Steven Nutter, a Somerville resident and executive director of Green Cambridge, has been advocating for changes to the McGrath Highway for some time and even originally called for its complete removal. He is satisfied with the plans MassDOT has made but acknowledges that improvements are still needed, and he will continue to speak out about them.

“It’s a relic of our transportation past,” said Nutter. “It does nothing but divide the city and make it difficult to travel around. The vision in 2011 was a little bit radical, and it’s much more palatable now. To have this work of the ‘road diet’ come out of MassDOT as being the thing that they’re going to do is just amazing. I want to push harder and be the advocate to rebuild that neighborhood.” He added, “The biggest thing is equity. Not everyone has a car, and a car is a burden. Most of the traffic in Somerville is not people from Somerville. As long as we have a system that prioritizes automobiles over people, we will always continue inequities in how we use land, how many trees we can plant, how much affordable housing we can have, all these pieces that an automobile-centric plan takes away from.”

 

Shira Laucharoen is assistant director of the Boston Institute for Nonprofit Journalism and assistant editor and staff reporter of the Somerville Wire. She also writes for Sampan newspaper and The Somerville Times.

 

4 Responses to “Leaders and community members call for more change to MassDOT’s design”

  1. Ralph Kramden says:

    “…the actual condition of the roadway itself is really deplorable.”

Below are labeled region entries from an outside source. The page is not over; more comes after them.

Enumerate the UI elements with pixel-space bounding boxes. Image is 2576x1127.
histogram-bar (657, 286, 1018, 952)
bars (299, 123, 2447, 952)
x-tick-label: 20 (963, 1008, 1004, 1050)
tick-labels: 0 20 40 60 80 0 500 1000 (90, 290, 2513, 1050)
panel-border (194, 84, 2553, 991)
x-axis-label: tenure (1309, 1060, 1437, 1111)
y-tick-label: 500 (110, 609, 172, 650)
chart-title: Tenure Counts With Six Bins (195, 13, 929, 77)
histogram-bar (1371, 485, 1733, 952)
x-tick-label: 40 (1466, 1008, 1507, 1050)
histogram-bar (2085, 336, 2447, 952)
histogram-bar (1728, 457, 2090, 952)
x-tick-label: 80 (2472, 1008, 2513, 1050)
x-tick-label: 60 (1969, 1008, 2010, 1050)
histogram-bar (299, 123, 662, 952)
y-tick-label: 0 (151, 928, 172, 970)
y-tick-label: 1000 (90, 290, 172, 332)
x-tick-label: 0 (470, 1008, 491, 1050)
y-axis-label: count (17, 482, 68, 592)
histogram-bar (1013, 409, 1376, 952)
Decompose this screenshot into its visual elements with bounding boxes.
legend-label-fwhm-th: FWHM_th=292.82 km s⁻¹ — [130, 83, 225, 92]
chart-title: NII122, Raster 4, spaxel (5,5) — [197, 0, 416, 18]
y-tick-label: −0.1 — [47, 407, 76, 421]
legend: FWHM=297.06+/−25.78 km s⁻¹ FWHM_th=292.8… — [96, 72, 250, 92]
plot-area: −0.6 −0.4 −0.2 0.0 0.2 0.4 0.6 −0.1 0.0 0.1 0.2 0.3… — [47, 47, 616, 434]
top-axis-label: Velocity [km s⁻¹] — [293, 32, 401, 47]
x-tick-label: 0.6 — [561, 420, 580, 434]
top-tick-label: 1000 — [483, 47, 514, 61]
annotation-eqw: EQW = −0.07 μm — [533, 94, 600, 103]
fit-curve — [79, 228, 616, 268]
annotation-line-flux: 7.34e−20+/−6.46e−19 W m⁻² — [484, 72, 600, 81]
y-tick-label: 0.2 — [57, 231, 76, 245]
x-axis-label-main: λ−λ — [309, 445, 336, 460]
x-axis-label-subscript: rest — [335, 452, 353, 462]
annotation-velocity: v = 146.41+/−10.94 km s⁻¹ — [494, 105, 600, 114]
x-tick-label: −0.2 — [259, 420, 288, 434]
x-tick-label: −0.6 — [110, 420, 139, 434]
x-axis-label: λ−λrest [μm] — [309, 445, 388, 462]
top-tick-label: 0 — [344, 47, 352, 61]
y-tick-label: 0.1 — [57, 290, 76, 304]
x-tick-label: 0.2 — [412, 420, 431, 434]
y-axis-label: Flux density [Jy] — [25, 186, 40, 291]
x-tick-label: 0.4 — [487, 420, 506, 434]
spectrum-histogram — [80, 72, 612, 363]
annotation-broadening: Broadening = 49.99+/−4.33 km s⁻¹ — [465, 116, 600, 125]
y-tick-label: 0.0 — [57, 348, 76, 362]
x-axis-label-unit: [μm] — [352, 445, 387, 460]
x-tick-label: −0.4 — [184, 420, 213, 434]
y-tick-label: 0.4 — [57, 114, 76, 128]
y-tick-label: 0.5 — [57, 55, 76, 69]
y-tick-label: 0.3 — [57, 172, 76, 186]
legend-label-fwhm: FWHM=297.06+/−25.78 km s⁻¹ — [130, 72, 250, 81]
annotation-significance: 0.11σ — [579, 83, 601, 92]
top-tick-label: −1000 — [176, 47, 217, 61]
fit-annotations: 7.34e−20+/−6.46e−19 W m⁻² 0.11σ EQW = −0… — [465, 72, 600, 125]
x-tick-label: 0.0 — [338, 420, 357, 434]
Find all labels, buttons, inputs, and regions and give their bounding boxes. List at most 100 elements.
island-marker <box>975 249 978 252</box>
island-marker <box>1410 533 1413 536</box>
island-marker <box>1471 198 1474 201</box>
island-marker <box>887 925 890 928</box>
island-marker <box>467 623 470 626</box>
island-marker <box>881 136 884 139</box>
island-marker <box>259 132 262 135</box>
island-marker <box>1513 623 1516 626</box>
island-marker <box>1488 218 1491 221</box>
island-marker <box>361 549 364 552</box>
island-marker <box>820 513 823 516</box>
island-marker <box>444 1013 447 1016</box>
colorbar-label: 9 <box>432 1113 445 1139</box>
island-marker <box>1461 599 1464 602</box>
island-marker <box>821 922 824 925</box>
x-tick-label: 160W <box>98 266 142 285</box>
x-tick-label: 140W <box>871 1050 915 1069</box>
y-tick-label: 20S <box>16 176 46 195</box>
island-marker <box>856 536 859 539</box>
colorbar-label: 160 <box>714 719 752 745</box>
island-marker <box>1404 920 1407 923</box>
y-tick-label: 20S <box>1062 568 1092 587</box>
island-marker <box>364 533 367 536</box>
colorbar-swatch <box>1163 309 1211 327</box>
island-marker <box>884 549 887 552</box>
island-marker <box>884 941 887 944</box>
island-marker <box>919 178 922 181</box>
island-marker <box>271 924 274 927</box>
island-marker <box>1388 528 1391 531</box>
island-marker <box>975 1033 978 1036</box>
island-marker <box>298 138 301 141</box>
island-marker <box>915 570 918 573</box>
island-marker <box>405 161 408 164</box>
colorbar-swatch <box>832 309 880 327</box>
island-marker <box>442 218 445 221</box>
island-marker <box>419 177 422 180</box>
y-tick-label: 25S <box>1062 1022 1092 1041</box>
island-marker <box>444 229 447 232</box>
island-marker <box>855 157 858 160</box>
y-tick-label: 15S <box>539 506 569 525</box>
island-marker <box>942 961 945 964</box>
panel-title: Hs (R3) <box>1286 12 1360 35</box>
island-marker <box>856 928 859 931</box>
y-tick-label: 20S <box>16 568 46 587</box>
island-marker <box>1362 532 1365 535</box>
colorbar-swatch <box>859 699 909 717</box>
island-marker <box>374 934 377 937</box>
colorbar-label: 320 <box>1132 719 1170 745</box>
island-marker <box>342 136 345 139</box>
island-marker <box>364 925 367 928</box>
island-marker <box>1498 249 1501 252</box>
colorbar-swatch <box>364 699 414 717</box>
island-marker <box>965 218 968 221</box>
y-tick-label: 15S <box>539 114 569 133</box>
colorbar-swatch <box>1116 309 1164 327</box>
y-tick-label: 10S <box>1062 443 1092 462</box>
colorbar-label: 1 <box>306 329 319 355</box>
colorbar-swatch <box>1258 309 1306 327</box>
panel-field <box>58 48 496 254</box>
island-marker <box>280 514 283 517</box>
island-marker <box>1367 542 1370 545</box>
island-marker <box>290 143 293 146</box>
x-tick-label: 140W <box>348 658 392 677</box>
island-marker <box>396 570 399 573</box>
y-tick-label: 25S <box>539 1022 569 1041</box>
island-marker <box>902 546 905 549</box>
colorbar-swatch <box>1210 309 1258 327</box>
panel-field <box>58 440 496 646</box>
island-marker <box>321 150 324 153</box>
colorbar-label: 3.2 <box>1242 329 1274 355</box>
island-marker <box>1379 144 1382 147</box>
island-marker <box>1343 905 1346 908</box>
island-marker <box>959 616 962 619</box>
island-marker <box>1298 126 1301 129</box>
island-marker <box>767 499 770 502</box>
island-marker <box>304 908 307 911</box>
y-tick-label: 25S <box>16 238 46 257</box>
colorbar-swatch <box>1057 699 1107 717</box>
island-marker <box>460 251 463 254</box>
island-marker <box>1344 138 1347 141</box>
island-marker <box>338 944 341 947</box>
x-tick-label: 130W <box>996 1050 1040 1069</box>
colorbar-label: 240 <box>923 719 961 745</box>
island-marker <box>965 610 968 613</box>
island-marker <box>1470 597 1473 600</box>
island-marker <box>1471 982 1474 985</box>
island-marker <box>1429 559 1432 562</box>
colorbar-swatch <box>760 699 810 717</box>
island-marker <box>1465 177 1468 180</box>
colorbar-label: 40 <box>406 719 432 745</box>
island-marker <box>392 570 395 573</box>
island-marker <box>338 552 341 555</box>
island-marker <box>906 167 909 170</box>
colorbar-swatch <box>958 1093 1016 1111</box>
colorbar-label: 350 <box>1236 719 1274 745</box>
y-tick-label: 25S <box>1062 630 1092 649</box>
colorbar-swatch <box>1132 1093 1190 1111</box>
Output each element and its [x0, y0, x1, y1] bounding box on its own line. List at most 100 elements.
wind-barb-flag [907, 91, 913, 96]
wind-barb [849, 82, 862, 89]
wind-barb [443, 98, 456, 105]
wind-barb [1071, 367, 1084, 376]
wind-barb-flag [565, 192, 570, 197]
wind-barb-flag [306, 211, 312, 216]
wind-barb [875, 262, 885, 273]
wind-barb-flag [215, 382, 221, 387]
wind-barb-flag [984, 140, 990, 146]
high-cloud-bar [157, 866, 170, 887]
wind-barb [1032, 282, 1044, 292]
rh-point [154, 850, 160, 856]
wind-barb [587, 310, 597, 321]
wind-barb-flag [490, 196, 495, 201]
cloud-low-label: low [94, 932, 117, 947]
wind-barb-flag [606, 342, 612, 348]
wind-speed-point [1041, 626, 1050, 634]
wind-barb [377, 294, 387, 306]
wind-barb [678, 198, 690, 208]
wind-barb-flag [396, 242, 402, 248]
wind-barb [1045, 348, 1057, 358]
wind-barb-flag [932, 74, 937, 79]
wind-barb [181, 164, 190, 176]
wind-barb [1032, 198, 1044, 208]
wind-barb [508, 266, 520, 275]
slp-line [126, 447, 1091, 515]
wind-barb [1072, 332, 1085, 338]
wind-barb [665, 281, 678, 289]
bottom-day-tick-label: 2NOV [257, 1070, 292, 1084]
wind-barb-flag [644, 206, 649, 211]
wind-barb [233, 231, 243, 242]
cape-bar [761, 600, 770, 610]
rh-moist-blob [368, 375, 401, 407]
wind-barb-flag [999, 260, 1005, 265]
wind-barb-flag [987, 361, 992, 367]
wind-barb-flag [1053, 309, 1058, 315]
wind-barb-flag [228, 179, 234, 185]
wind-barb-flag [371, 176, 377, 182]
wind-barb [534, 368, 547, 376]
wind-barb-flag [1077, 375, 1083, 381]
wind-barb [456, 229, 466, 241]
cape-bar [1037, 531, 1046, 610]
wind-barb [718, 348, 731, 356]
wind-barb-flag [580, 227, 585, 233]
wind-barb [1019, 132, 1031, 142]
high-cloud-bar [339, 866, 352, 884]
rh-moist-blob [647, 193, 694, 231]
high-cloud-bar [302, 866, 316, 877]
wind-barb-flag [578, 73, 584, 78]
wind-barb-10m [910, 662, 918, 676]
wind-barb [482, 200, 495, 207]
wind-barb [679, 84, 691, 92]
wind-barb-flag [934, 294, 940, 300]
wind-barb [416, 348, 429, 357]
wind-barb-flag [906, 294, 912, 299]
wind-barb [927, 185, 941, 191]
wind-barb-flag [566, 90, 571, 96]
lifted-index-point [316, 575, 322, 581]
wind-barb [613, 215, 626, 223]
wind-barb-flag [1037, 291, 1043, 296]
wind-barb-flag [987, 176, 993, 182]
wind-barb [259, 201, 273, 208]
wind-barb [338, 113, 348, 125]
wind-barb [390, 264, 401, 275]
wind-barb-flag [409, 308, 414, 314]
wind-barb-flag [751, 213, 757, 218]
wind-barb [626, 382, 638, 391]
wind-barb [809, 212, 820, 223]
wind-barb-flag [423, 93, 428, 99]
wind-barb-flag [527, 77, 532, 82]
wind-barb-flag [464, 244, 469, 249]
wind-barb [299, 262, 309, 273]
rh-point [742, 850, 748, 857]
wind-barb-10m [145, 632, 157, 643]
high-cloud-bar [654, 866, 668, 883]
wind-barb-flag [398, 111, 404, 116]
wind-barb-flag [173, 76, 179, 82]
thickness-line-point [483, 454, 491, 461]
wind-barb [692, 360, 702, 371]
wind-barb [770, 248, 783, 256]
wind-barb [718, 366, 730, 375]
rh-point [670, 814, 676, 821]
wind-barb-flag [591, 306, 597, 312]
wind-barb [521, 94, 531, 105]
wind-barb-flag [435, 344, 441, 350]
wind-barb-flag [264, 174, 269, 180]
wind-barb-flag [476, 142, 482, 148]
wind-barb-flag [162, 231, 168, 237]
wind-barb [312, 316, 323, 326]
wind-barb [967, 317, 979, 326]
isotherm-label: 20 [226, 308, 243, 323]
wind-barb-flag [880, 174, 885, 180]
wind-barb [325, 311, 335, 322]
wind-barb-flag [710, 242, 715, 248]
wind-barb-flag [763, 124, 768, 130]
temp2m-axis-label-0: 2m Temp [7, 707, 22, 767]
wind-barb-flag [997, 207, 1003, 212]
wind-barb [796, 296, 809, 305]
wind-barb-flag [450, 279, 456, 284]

    Has Rep. Connolly looked around the rest of Somerville lately? The same can be said about just about any other roadway in the city. The sidewalks too.

  2. joe says:

    It’s a shame our representatives don’t realize that not every single road needs to be 20 mph, with protected bike lines and pedestrian crossing every 200 feet. McGrath is a key artery for getting cars and trucks from Cambridge and downtown to Medford and Everett. What is the plan for these vehicles to get across Somerville in the future? I can’t seem to find an explanation other than proponents of such designs imagine everybody will just walk or bike or take public transit. Unfortunately, it seems to me like we’re simply on the path to a traffic nightmare.

  3. TheoNa says:

    What is missing from all of these road change narratives is funding. At what point do we start charging bicyclists for their fair share of road costs?

  4. A.Moore says:

    The thing to consider is it is a main road for traffic to the hospitals in Boston and used by many ambulance services. So that in this day and age has to be given some consideration. And what happens when traffic is returned to normal? And some of us do remember what a mess it was before all this was built.